Upgrading to Latest 1.2.x

Introduction

This guide explains how to best upgrade a multi-datacenter Consul deployment that is using a version of Consul >= 0.8.5 and < 1.2.4 while maintaining replication. If you are on a version older than 0.8.5, but are in the 0.8.x series, please upgrade to 0.8.5 by following our General Upgrade Process. If you are on a version older than 0.8.0, please contact support.

In this guide, we will be using an example with two datacenters (DCs) and will be referring to them as DC1 and DC2. DC1 will be the primary datacenter.

Requirements

  • All Consul servers should be on a version of Consul >= 0.8.5 and < 1.2.4.
  • You need a Consul cluster with at least 3 nodes to perform this upgrade as documented. If you either have a single node cluster or several single node clusters joined via WAN, the servers will come up in a No cluster leader loop after upgrading. If that happens, you will need to recover the cluster using the method described here. You can avoid this issue entirely by growing your cluster to 3 nodes prior to upgrading.

Assumptions

This guide makes the following assumptions:

  • You have at least two datacenters configured and have ACL replication enabled. If you are not using multiple datacenters, you can follow along and simply skip the instructions related to replication.

Considerations

There are not too many major changes that might cause issues upgrading from 1.0.8, but notable changes are called out in our Specific Version Details page. You can find more granular details in the full changelog. Looking through these changes prior to upgrading is highly recommended.

Procedure

1. Check replication status in DC1 by issuing the following curl command from a consul server in that DC:

  1. $ curl --silent --header "X-Consul-Token: $MASTER_TOKEN" localhost:8500/v1/acl/replication?pretty

You should receive output similar to this:

  1. {
  2. "Enabled": false,
  3. "Running": false,
  4. "SourceDatacenter": "",
  5. "ReplicatedIndex": 0,
  6. "LastSuccess": "0001-01-01T00:00:00Z",
  7. "LastError": "0001-01-01T00:00:00Z"
  8. }

The primary datacenter (indicated by acl_datacenter) will always show as having replication disabled, so this is normal even if replication is happening.

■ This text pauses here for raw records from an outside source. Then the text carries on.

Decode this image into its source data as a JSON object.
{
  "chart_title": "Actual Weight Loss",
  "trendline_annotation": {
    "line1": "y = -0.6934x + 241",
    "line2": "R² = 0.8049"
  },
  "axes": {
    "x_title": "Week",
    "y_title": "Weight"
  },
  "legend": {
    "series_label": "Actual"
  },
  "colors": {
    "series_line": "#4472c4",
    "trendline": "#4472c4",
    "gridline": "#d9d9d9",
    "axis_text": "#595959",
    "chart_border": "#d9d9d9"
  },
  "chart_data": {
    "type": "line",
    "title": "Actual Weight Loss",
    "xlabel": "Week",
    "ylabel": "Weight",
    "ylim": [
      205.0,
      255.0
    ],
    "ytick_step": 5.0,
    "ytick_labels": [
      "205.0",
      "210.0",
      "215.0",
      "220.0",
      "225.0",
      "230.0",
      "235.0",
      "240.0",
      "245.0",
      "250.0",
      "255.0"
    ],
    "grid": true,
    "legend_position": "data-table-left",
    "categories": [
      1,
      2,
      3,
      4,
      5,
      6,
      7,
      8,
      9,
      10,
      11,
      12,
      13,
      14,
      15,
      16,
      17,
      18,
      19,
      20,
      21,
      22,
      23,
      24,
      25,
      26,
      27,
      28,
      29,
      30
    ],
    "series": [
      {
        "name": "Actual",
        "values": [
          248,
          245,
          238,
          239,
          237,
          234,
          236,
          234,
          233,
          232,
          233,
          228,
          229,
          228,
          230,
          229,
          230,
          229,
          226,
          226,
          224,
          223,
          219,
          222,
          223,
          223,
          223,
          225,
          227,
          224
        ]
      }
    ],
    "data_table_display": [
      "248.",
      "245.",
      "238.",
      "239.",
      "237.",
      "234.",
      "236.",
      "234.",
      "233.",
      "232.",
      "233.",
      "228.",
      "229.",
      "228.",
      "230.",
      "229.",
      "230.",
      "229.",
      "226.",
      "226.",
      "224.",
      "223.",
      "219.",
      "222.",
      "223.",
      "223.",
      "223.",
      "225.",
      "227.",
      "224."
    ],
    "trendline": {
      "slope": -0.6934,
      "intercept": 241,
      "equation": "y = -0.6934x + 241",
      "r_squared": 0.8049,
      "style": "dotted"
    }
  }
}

2. Check replication status in DC2 by issuing the following curl command from a consul server in that DC:

  1. $ curl --silent --header "X-Consul-Token: $MASTER_TOKEN" localhost:8500/v1/acl/replication?pretty

You should receive output similar to this:

  1. {
  2. "Enabled": true,
  3. "Running": true,
  4. "SourceDatacenter": "dc1",
  5. "ReplicatedIndex": 9,
  6. "LastSuccess": "2020-09-10T21:16:15Z",
  7. "LastError": "0001-01-01T00:00:00Z"
  8. }

3. Upgrade the Consul agents in all DCs to version 1.2.4 by following our General Upgrade Process. This should be done one DC at a time, leaving the primary DC for last.

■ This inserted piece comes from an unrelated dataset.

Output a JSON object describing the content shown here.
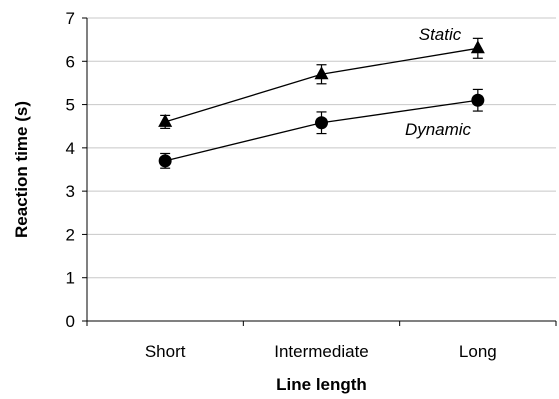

4. Confirm that replication is still working in DC2 by issuing the following curl command from a consul server in that DC:

  1. $ curl --silent --header "X-Consul-Token: $MASTER_TOKEN" localhost:8500/v1/acl/replication?pretty

You should receive output similar to this:

  1. {
  2. "Enabled": true,
  3. "Running": true,
  4. "SourceDatacenter": "dc1",
  5. "ReplicatedIndex": 9,
  6. "LastSuccess": "2020-09-10T21:16:15Z",
  7. "LastError": "0001-01-01T00:00:00Z"
  8. }

Post-Upgrade Configuration Changes

If you moved from a pre-1.0.0 version of Consul, you will find that many of the configuration options were renamed. Backwards compatibility has been maintained, so your old config options will continue working after upgrading, but you will want to update those now to avoid issues when moving to newer versions.

The full list of changes is available here:

You can make sure your config changes are valid by copying your existing configuration files, making the changes, and then verifying them by using consul validate $CONFIG_FILE1_PATH $CONFIG_FILE2_PATH ....

Once your config is passing the validation check, replace your old config files with the new ones and slowly roll your cluster again one server at a time – leaving the leader agent for last in each datacenter.